Peyton Randolph (d. 1828), attorney and public official, was the son of Edmund Randolph, the first attorney general of the United States, and the grandnephew of Peyton Randolph (ca. 1723–75), the first president of the Continental Congress. Randolph attended the College of William and Mary in 1798 and by 1804 had established his residence in Richmond, where he joined a Masonic lodge and practiced law. TJ considered but decided against nominating him as the federal district attorney for Virginia in 1803. Randolph sat on the Virginia Council of State, 1809–12, and when Gov. George W. Smith died on 26 Dec. 1811, Randolph, as senior member, was the acting governor until 2 Jan. 1812. He served as the official reporter for the Virginia Court of Appeals, 1821–28, and in this capacity authored vols. 22–27 of the Va. Reports description begins Reports of Cases Argued and Adjudged in the Court of Appeals of Virginia, 1798– (title varies; originally issued in distinct editions of separately numbered volumes with Va. Reports volume numbers retroactively assigned; original volume numbers here given parenthetically) description ends , 1823–29 (Jonathan Daniels, Randolphs of Virginia , xviii; Robert Isham Randolph, Randolphs of Virginia , 197–8; R. Gaines Tavenner, “Peyton Randolph,” in W. Hamilton Bryson, ed., Virginia Law Reporters Before 1880 , 47–8; William and Mary Provisional List description begins A Provisional List of Alumni, Grammar School Students, Members of the Faculty, and Members of the Board of Visitors of the College of William and Mary in Virginia. From 1693 to 1888, 1941 description ends , 33; TJ to John Wayles Eppes, 19 Nov. 1803, letter not found, but with its subject noted in SJL as “Peyton Randolph to be distr Atty v.
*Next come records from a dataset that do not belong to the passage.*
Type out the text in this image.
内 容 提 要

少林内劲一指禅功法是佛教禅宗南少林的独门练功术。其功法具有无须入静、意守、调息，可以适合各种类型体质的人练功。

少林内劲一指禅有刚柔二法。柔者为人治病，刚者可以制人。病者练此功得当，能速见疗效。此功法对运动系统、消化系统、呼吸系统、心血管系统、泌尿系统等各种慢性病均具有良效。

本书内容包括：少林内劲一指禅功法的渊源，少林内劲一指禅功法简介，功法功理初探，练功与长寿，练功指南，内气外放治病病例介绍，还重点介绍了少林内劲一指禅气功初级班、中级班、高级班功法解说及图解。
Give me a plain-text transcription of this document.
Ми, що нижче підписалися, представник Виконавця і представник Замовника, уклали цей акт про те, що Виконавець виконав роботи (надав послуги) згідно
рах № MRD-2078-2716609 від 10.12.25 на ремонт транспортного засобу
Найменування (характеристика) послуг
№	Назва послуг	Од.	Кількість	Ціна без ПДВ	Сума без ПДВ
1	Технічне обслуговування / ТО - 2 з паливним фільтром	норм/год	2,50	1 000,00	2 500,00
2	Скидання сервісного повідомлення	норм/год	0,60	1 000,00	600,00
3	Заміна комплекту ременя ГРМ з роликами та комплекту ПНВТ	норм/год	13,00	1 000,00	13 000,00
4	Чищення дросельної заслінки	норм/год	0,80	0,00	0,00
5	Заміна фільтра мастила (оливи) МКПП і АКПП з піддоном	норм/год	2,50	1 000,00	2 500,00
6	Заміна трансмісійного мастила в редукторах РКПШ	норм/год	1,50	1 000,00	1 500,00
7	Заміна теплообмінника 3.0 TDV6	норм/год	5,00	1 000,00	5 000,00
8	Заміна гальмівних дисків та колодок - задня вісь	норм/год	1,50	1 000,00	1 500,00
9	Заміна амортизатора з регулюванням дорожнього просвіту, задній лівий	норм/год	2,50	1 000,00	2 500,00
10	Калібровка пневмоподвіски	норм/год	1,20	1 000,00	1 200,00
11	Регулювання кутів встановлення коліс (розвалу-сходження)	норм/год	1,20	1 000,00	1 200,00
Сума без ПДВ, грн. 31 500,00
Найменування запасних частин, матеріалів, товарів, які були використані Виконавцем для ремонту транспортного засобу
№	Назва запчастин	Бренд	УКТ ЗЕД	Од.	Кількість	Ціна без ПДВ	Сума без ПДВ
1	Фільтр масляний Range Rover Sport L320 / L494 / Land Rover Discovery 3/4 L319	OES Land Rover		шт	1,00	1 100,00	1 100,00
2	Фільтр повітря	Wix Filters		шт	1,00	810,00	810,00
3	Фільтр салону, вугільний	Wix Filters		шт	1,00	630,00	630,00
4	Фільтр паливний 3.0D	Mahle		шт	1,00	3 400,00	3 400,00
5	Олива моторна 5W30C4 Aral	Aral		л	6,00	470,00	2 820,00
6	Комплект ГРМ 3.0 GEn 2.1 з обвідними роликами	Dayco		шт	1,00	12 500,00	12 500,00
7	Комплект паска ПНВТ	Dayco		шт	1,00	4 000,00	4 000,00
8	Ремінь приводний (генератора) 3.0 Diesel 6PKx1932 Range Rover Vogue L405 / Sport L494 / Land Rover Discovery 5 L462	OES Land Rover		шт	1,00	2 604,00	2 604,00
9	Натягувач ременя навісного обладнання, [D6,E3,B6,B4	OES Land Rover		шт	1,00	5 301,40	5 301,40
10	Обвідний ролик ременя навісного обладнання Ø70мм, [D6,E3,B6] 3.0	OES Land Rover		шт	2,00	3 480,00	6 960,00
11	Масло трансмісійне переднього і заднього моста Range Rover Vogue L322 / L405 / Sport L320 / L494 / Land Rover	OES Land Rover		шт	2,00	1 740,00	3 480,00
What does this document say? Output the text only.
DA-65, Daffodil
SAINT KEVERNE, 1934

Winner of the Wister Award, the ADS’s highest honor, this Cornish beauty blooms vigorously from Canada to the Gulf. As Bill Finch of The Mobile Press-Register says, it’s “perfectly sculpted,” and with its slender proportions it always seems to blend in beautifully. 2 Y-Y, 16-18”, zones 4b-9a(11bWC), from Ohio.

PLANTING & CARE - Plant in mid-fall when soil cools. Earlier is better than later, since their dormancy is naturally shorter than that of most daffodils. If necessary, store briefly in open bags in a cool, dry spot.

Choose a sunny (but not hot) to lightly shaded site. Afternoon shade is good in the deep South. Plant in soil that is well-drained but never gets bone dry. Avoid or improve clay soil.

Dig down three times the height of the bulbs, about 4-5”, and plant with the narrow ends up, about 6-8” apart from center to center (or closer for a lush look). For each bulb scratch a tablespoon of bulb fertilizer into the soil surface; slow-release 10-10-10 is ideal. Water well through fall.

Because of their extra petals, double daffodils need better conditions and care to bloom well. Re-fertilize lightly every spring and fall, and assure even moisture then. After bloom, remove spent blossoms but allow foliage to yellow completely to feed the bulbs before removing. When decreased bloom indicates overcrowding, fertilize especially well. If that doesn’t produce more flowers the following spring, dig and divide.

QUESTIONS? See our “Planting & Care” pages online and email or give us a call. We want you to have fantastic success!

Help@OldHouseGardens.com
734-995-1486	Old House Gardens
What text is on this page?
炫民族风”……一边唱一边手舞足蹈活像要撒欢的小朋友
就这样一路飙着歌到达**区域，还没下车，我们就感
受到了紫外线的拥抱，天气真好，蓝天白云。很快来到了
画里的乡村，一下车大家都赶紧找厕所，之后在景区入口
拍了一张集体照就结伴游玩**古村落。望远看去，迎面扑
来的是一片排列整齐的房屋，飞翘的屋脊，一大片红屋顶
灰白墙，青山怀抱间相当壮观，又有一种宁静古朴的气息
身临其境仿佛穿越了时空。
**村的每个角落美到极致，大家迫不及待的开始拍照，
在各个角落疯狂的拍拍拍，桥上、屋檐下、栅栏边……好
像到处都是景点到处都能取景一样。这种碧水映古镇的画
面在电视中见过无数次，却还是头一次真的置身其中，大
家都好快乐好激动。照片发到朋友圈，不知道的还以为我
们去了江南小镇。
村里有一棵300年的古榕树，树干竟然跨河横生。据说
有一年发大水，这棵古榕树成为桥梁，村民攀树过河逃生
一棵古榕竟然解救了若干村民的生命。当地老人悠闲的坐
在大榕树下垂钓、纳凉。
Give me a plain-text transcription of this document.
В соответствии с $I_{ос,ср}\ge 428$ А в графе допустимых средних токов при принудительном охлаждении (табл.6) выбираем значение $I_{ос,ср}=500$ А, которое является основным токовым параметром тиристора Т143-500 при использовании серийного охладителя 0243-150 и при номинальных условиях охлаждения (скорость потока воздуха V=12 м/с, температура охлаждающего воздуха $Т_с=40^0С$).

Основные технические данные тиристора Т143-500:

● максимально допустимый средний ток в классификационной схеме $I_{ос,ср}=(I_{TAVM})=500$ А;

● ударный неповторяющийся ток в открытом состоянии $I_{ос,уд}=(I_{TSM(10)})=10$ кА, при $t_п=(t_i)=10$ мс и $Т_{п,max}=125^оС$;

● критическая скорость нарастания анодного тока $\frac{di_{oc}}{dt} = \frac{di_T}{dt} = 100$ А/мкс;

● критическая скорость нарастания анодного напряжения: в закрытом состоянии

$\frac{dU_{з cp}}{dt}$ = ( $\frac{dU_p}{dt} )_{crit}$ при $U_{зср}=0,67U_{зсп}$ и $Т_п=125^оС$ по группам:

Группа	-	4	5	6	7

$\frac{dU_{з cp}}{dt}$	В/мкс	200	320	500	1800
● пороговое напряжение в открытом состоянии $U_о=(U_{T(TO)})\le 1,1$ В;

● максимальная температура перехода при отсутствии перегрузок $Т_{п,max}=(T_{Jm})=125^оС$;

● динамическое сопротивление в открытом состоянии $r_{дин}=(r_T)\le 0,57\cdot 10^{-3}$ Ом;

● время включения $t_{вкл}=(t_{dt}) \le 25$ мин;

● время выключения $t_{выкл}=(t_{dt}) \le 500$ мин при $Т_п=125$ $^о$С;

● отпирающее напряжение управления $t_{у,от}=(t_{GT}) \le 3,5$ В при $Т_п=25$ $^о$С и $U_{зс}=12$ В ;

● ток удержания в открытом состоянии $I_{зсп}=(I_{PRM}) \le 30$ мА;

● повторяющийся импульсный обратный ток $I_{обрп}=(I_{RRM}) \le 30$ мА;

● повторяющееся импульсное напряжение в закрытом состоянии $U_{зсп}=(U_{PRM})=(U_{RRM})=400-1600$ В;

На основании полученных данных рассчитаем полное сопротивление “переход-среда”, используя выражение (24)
T. Nelson decd”; Proceedings of a Grand Annual Communication of the Grand Lodge of Virginia [Richmond, 1804], 42; David Robertson, Reports of the Trials of Colonel Aaron Burr [Philadelphia, 1808], 1:374; The Richmond Directory, Register and Almanac, for the Year 1819 [Richmond, 1819], 64; Richmond Enquirer, 6 Dec. 1821, 30 Dec. 1828; Washington Daily National Intelligencer, 31 Dec. 1828).
1. Randolph here canceled “any thing.”